Finding Performance Bottleneck

ChrisDougherty · ‎06-02-2023

I have been doing some experimentation on scaling up the processing of a large geoprocessing job. Currently, I am running a 1:1 join from the GeoAnalytics toolset.

The data:

Large nationwide polygon data in parquet format
- Hosted in Azure Blob Storage
Statewide wetlands data as a hosted feature service

The environment:

A hosting server, a GeoAnalytics server, and a Spatiotemporal Big Data Store server
All are VMs in Azure
I have been experimenting with the size of the GeoAnalytics server, from 8 CPU cores w/ 64 GB RAM all the way up to 48 cores x 384 GB RAM

My question:

On the smaller servers, I could see the CPU and RAM max out for significant periods of time. When the RAM would spill over into the pagefile, I noted that as the bottleneck and increased the RAM for the next run. Generally, increasing the size of the VM reduced the duration of the join process. What is interesting is when I increased memory to 256 GB and beyond.
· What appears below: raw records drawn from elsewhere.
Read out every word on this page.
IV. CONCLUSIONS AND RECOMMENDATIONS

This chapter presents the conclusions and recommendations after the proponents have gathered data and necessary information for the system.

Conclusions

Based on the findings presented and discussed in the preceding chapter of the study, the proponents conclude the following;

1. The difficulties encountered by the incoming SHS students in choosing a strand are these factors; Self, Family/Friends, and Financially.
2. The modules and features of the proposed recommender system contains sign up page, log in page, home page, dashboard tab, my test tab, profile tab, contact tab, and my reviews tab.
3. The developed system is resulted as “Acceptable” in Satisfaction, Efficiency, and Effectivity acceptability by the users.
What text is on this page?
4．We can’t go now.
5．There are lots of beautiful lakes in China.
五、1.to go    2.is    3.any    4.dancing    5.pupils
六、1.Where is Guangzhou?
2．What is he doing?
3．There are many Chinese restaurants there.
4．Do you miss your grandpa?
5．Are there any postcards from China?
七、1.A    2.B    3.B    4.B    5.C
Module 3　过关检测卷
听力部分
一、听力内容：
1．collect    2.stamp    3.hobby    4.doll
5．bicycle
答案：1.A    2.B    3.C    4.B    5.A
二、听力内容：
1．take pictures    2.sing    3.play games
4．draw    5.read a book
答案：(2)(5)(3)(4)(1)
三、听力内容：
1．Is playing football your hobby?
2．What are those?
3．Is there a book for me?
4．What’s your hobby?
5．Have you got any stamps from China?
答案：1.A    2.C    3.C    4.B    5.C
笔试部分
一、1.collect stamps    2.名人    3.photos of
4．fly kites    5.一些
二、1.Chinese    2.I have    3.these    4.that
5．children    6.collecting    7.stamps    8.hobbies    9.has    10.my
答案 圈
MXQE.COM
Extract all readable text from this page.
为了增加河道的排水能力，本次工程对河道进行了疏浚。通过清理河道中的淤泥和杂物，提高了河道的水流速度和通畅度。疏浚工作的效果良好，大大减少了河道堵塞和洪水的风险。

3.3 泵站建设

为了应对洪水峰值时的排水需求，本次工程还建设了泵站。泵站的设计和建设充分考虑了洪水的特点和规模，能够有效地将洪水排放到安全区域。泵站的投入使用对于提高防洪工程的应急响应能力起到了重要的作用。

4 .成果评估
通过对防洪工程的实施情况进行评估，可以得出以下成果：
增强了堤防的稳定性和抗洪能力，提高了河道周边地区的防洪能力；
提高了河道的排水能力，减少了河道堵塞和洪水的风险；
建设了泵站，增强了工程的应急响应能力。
What appears to happen is the CPU fires up to 100% usage early on, while RAM slowly climbs to about 92%. With 32 cores or more, the CPU looks like it burns through the operation pretty quickly, and then drops down to 3% for the rest of the duration. The part that I can't figure out is: The duration doesn't decrease after scaling past 32 cores x 256 GB. The CPU burns through the operations faster, but then it sits there with high memory usage for another 25 mins. Changing the VM size to significantly higher specs barely improved it.

Any ideas on what the bottleneck could be? Network doesn't seem to be active during this time period (high input at the beginning and high output at the end, but little during the long middle). The job logs all look like this:

esriJobMessageTypeInformative: {"messageCode":"BD_101029","message":"3824/6980 distributed tasks completed.","params":{"completedTasks":"3824","totalTasks":"6980"}}